Backed by fighter jets and helicopter gunships, Pakistani troops dramatically expanded a military offensive against Taliban hideouts yesterday after fresh evidence emerged of the militants' determination to extend their reach beyond the Swat valley and towards the capital.
Army chiefs said the operation in Buner, which followed swiftly on the heels of a military bombardment of Lower Dir, was expected to last a week. The aim was to "eliminate and expel" an estimated 500 militants scattered across the strategic valley, which lies about 110 km north of Islamabad, officials said.
The government of the President Asif Ali Zardari struck a controversial deal in February with the Swat militants, whereby he agreed to impose Sharia law in a vain bid to get the Taliban to lay down their weapons.
The accord sparked concern in Washington and London and last week the militants appear to rip it up in any case. They rampaged beyond Swat and into Buner, kidnapping and killing policemen, seizing petrol stations and marble factories and terrorising the local population, before claiming to retreat.
Yesterday's military offensive was triggered by phone intercepts that allegedly revealed how the Taliban had merely staged a withdrawal from Buner. Maj-Gen Athar Abbas, the chief spokesman for the Pakistani military, said that the Taliban had in fact stayed put, continuing to recruit locals for their training camps. "Only a symbolic withdrawal was made," he told reporters at a press conference in the garrison town of Rawalpindi. "Instead [the militants] kept increasing their strength and continued with their activities. As per the latest reports, 450 to 500 militants are occupying Buner. The overall objective is to eliminate or expel [them]."
Military officials then played what they said were phone taps between various Taliban commanders who were leading militants in Buner and the group's chief Maulana Fazlullah, who is believed to be hiding in the mountains of Swat. The conversations were in Pashto and a transcript in Urdu was provided to reporters. The authenticity of the transcripts could not be independently verified.
In one conversation, a commander described as "Fateh", the codename for the Taliban commander Maulvi Khalil, is overheard "vowing to do something that they'll remember". The militants do not give specific details of their plans, preferring to signal their intent with half-finished sentences. More controversially, the transcripts imply that Sufi Mohammed - the frail hardline cleric the government has tasked with brokering the truce with the Taliban - was complicit in the Taliban's stunt of pretending to withdraw from the region.
Mufti Aftab, a Taliban commander, quotes Sufi Mohammed insisting that some Taliban fighters should be seen leaving the valley for the sake of "the media" without displaying "their weapons openly". "These Karakar comrades will be pulled back so that the media can see them [leave], because the commissioner is repeatedly saying we need to show the media something," Mr Aftab says, according to the transcript.
Sufi Mohammed is the father-in-law of Mr Fazlullah.
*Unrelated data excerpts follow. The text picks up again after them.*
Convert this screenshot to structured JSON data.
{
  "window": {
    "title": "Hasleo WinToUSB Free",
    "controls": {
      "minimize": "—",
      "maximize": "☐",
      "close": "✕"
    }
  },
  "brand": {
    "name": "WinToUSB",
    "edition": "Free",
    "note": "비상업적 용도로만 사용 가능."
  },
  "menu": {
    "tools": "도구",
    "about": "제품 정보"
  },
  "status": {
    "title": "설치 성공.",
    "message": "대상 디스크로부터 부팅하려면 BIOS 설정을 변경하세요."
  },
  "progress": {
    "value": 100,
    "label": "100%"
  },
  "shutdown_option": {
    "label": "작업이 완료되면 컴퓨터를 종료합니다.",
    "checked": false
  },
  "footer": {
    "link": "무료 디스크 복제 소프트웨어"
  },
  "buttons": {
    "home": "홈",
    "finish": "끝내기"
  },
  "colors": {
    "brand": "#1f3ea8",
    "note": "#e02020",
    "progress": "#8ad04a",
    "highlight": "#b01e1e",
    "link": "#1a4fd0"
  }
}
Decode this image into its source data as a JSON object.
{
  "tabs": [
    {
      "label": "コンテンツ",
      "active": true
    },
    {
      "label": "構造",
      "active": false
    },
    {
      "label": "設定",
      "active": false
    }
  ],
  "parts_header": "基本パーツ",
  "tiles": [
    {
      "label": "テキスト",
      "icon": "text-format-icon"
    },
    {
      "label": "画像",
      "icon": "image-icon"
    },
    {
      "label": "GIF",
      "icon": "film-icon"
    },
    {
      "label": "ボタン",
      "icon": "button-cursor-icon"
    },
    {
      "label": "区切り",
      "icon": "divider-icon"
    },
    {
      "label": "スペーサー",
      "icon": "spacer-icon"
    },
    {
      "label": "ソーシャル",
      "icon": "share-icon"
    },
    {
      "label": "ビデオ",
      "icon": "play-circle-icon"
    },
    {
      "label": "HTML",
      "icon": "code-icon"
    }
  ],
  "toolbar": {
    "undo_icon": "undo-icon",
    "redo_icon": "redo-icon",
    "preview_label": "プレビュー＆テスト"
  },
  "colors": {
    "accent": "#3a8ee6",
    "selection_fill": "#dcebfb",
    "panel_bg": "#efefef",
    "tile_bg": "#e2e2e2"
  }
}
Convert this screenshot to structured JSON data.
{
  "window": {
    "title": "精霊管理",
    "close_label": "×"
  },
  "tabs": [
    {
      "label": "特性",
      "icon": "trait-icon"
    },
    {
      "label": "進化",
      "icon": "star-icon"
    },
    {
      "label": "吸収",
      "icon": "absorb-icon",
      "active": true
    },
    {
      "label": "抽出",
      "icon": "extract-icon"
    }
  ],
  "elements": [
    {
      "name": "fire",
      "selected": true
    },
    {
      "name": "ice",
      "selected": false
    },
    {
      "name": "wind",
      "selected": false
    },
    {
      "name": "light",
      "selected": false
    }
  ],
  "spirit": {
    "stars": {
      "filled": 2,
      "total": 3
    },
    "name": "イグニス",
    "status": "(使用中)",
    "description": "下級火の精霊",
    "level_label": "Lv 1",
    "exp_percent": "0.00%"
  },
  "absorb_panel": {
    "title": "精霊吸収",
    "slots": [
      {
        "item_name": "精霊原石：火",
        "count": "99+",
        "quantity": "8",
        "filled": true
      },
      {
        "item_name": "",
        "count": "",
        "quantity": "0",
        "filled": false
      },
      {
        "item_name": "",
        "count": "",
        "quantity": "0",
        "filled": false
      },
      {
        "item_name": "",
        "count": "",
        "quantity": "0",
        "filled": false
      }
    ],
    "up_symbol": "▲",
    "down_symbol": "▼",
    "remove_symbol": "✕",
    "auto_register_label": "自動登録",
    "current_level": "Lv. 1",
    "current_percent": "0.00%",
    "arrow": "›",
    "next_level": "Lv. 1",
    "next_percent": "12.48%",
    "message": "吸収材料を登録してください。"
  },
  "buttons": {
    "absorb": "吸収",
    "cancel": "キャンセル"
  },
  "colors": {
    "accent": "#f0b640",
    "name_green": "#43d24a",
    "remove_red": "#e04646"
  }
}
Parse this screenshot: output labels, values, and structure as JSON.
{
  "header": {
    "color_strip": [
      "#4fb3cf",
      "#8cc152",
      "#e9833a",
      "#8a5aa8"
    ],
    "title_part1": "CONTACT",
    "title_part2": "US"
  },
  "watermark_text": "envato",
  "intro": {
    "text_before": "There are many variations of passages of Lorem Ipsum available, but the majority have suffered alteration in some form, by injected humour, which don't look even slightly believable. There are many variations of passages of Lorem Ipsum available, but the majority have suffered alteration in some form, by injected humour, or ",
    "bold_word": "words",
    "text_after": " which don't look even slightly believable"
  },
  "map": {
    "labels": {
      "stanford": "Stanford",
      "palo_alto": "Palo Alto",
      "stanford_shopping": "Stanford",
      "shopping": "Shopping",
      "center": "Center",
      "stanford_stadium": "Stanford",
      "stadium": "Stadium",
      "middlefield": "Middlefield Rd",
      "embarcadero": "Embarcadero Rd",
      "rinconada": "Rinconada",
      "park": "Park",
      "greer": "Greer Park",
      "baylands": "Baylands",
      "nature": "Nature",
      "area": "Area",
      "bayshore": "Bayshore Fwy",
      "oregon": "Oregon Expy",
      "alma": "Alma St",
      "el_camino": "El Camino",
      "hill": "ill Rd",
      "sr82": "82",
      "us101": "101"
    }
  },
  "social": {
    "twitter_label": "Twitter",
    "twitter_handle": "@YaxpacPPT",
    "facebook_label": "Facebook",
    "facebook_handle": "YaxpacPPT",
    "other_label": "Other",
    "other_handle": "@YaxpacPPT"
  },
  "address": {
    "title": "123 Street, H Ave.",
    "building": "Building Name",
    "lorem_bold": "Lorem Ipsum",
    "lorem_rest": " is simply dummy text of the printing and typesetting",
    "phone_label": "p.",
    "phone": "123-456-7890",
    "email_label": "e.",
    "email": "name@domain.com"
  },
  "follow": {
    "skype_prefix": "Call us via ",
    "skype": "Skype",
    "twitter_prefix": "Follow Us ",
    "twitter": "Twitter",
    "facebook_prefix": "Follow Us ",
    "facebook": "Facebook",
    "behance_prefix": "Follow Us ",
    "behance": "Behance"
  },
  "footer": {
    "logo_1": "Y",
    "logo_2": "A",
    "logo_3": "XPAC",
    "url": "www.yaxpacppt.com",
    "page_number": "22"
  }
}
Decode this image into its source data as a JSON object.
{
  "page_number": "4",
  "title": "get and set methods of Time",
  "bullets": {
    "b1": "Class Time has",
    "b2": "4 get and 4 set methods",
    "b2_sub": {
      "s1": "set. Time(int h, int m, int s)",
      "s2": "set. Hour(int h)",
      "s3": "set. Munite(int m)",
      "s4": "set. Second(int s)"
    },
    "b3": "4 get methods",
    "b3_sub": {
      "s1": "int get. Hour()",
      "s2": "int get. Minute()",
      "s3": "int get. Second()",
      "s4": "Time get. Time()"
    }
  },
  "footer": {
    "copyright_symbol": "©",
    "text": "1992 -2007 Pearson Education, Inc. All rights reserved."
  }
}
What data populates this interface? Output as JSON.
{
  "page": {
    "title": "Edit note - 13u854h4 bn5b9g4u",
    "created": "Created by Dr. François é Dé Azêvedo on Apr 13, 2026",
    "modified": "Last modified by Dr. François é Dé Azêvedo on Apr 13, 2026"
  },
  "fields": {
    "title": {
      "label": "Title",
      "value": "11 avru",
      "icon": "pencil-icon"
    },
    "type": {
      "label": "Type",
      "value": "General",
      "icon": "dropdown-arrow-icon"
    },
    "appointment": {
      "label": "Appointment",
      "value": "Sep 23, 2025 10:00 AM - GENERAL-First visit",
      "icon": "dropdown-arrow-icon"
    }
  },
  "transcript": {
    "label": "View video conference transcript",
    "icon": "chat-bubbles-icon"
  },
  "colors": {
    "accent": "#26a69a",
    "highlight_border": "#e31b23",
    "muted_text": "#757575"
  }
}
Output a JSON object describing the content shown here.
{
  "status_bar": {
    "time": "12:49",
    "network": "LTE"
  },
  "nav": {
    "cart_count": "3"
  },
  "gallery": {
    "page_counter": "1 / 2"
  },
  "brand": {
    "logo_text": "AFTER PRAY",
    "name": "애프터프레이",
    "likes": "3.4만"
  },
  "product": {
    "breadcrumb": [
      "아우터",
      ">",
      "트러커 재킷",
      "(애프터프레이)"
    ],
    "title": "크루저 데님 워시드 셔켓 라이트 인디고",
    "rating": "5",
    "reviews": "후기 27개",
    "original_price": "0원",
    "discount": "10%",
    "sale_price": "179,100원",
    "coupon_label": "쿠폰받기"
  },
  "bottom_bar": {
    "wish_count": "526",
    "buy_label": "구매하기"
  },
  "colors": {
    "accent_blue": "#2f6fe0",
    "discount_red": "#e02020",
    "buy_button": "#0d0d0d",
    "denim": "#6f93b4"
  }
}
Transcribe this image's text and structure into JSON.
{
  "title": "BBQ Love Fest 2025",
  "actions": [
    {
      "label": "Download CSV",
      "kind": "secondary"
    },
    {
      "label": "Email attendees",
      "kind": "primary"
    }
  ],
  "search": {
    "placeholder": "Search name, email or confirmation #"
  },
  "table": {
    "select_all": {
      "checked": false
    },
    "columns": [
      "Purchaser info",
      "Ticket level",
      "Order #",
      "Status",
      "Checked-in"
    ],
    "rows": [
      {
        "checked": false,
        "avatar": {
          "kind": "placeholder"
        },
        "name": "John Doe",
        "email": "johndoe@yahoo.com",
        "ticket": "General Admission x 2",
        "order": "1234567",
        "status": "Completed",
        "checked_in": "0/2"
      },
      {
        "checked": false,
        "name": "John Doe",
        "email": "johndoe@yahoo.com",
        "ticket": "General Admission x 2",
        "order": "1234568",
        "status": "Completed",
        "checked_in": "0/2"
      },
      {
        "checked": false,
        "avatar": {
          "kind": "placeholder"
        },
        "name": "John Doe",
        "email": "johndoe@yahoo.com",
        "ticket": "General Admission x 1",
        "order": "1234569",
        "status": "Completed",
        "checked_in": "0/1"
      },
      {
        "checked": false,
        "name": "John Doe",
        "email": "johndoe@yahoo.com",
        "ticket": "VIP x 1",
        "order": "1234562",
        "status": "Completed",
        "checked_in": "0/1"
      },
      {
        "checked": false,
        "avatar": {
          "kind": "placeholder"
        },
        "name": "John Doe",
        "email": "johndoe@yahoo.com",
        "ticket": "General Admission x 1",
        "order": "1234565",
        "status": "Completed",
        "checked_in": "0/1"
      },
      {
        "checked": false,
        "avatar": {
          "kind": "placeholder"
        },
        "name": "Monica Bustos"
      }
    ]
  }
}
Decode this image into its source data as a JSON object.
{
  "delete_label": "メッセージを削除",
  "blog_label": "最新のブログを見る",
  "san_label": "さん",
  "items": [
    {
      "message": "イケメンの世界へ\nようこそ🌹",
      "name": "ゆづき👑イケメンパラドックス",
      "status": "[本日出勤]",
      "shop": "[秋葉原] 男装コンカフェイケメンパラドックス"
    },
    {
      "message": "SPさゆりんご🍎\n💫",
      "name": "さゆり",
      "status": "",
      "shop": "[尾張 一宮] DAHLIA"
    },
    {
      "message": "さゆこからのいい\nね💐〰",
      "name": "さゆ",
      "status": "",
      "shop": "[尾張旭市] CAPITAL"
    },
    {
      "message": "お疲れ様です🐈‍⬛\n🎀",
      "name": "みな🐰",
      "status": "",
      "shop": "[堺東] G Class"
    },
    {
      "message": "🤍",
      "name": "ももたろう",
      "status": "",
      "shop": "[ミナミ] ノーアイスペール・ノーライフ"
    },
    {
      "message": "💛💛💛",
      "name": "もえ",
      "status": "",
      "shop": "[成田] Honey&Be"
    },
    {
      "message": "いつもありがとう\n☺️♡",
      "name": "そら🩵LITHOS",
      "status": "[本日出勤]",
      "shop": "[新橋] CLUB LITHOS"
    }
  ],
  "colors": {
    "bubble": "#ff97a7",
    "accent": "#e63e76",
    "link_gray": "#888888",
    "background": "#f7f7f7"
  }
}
He led a rebellion in Swat during the 1990s and enlisted young men to fight in Afghanistan in late 2001. He was released from prison last year on the condition that he disavowed militancy and helped the government tame the Taliban in Swat.
A top local government official, Syed Muhammad Javed, is also quoted second-hand as urging the media stunt. He has since been suspended from his duties on suspicion of colluding with the Taliban.
The push into Buner marks the second military operation in the past week. "I warn them to vacate the area. We are not going to spare them," said the Interior Minister Rehman Malik.
Yesterday the army said it had already triumphed in Lower Dir, another area bordering Swat, with more than 70 Taliban militants being killed. The fighting has sent civilians fleeing in search of safety. Amnesty International estimated that about 33,000 people had left their homes in Lower Dir over the past two days.
The Pakistani government has come under intense international pressure to crack down on militants within its borders. The US Secretary of State Hillary Clinton warned that Pakistan was "basically abdicating to the Taliban and to the extremists", while the US Defence Secretary Robert Gates called on the country's leaders to take action.